What is the formula that, for a number n (x≤n≤xy), gives the probability of the total of the dices' sides equalling n?

Sums of random variables are usually calculated through convolution, which makes it a pain since you have x variables. The formula ought to exist, but using a computer is the best way to go for this. Unless you need just an approximation, in which case know that if x is high enough you can just do the following (estimation is pretty good even for "low" numbers, such as 30-40 dice).

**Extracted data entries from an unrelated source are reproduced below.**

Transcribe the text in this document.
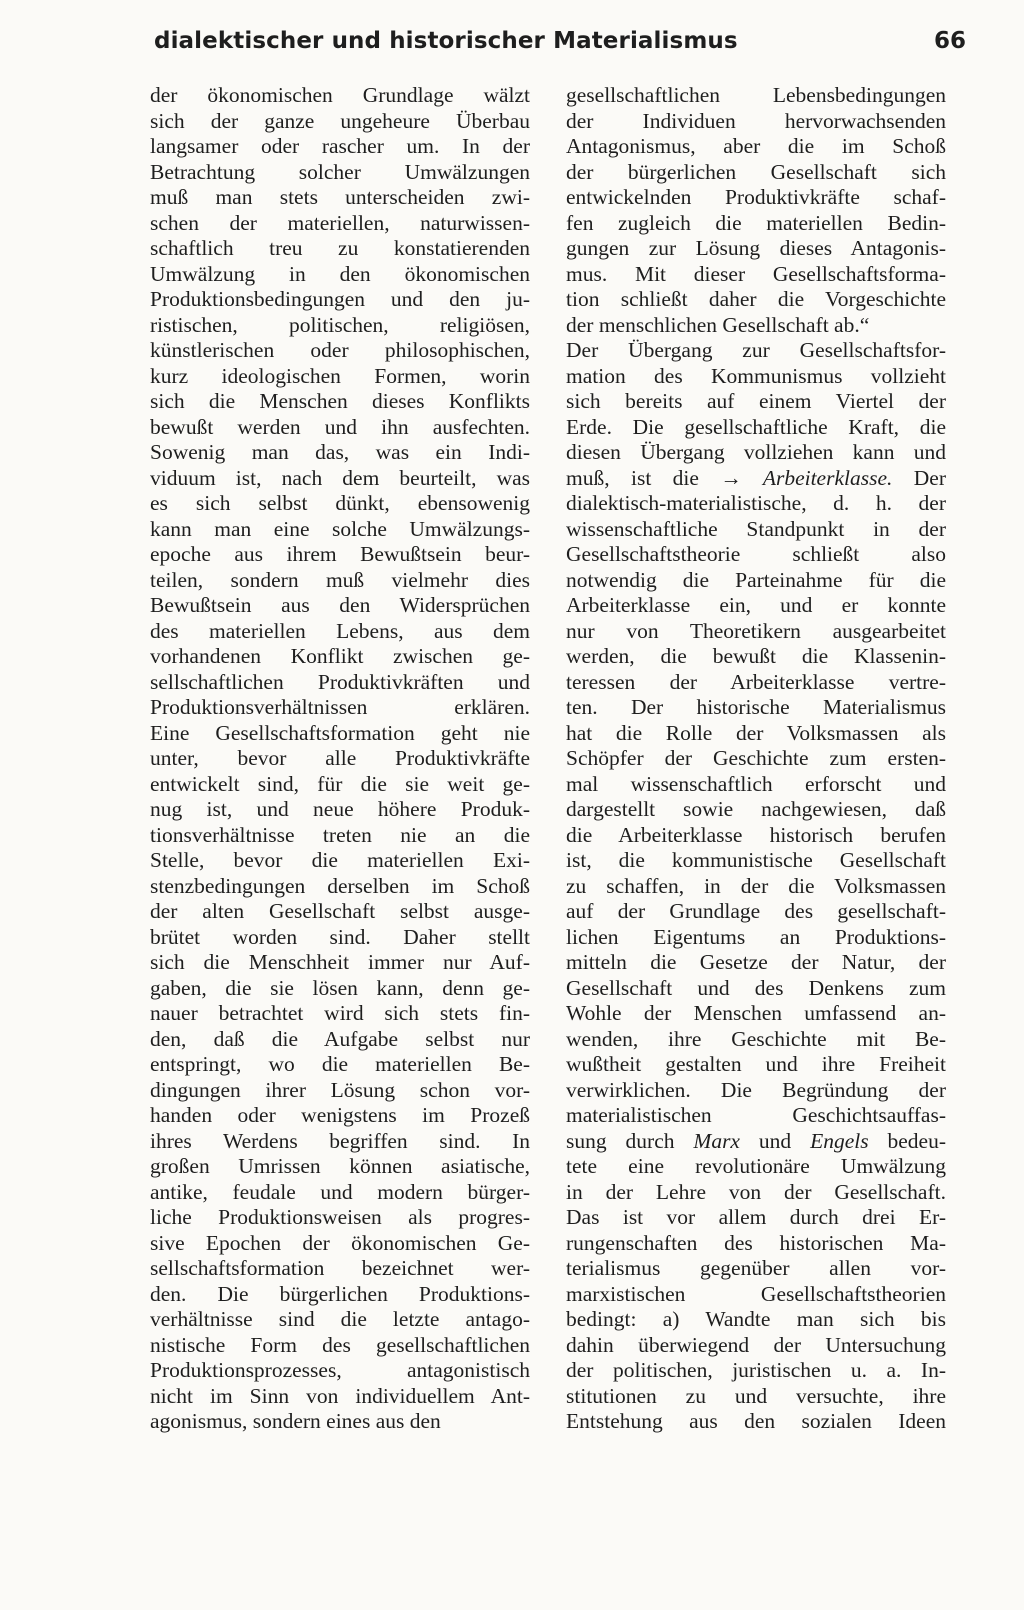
dialektischer und historischer Materialismus	66
der ökonomischen Grundlage wälzt
sich der ganze ungeheure Überbau
langsamer oder rascher um. In der
Betrachtung solcher Umwälzungen
muß man stets unterscheiden zwi-
schen der materiellen, naturwissen-
schaftlich treu zu konstatierenden
Umwälzung in den ökonomischen
Produktionsbedingungen und den ju-
ristischen, politischen, religiösen,
künstlerischen oder philosophischen,
kurz ideologischen Formen, worin
sich die Menschen dieses Konflikts
bewußt werden und ihn ausfechten.
Sowenig man das, was ein Indi-
viduum ist, nach dem beurteilt, was
es sich selbst dünkt, ebensowenig
kann man eine solche Umwälzungs-
epoche aus ihrem Bewußtsein beur-
teilen, sondern muß vielmehr dies
Bewußtsein aus den Widersprüchen
des materiellen Lebens, aus dem
vorhandenen Konflikt zwischen ge-
sellschaftlichen Produktivkräften und
Produktionsverhältnissen erklären.
Eine Gesellschaftsformation geht nie
unter, bevor alle Produktivkräfte
entwickelt sind, für die sie weit ge-
nug ist, und neue höhere Produk-
tionsverhältnisse treten nie an die
Stelle, bevor die materiellen Exi-
stenzbedingungen derselben im Schoß
der alten Gesellschaft selbst ausge-
brütet worden sind. Daher stellt
sich die Menschheit immer nur Auf-
gaben, die sie lösen kann, denn ge-
nauer betrachtet wird sich stets fin-
den, daß die Aufgabe selbst nur
entspringt, wo die materiellen Be-
dingungen ihrer Lösung schon vor-
handen oder wenigstens im Prozeß
ihres Werdens begriffen sind. In
großen Umrissen können asiatische,
antike, feudale und modern bürger-
liche Produktionsweisen als progres-
sive Epochen der ökonomischen Ge-
sellschaftsformation bezeichnet wer-
den. Die bürgerlichen Produktions-
verhältnisse sind die letzte antago-
nistische Form des gesellschaftlichen
Produktionsprozesses, antagonistisch
nicht im Sinn von individuellem Ant-
agonismus, sondern eines aus den
gesellschaftlichen Lebensbedingungen
der Individuen hervorwachsenden
Antagonismus, aber die im Schoß
der bürgerlichen Gesellschaft sich
entwickelnden Produktivkräfte schaf-
fen zugleich die materiellen Bedin-
gungen zur Lösung dieses Antagonis-
mus. Mit dieser Gesellschaftsforma-
tion schließt daher die Vorgeschichte
der menschlichen Gesellschaft ab.“
Der Übergang zur Gesellschaftsfor-
mation des Kommunismus vollzieht
sich bereits auf einem Viertel der
Erde. Die gesellschaftliche Kraft, die
diesen Übergang vollziehen kann und
muß, ist die → Arbeiterklasse. Der
dialektisch-materialistische, d. h. der
wissenschaftliche Standpunkt in der
Gesellschaftstheorie schließt also
notwendig die Parteinahme für die
Arbeiterklasse ein, und er konnte
nur von Theoretikern ausgearbeitet
werden, die bewußt die Klassenin-
teressen der Arbeiterklasse vertre-
ten. Der historische Materialismus
hat die Rolle der Volksmassen als
Schöpfer der Geschichte zum ersten-
mal wissenschaftlich erforscht und
dargestellt sowie nachgewiesen, daß
die Arbeiterklasse historisch berufen
ist, die kommunistische Gesellschaft
zu schaffen, in der die Volksmassen
auf der Grundlage des gesellschaft-
lichen Eigentums an Produktions-
mitteln die Gesetze der Natur, der
Gesellschaft und des Denkens zum
Wohle der Menschen umfassend an-
wenden, ihre Geschichte mit Be-
wußtheit gestalten und ihre Freiheit
verwirklichen. Die Begründung der
materialistischen Geschichtsauffas-
sung durch Marx und Engels bedeu-
tete eine revolutionäre Umwälzung
in der Lehre von der Gesellschaft.
Das ist vor allem durch drei Er-
rungenschaften des historischen Ma-
terialismus gegenüber allen vor-
marxistischen Gesellschaftstheorien
bedingt: a) Wandte man sich bis
dahin überwiegend der Untersuchung
der politischen, juristischen u. a. In-
stitutionen zu und versuchte, ihre
Entstehung aus den sozialen Ideen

P(n <= X <= m) = P(n-1/2 < X < m+1/2) ~= P( ((n-1/2) - x(y+1)/2) / (x^1/2 * (y^2-1)/12) < N(0,1) < ((m+1/2) - x(y+1)/2) / (x^1/2 * (y^2-1)/12) ) = F( ((m+1/2) - x(y+1)/2) / (x^1/2 * (y^2-1)/12) ) - F( ((n-1/2) - x(y+1)/2) / (x^1/2 * (y^2-1)/12) )

...where F is the cumulative distribution function for the normal distribution, which you find tabulated rather easily.

(Someone please doublecheck those calculations, 'cause I'm up late)


If you aren't rolling many dice, it shouldn't be too much of a pain to use convolutions. The basic idea is to sum the probability for every possible combination that nets you that particular result.

If you want to know the probability for some number of dice between, say, 5 and 30... sucks to be you, but the app seems handy.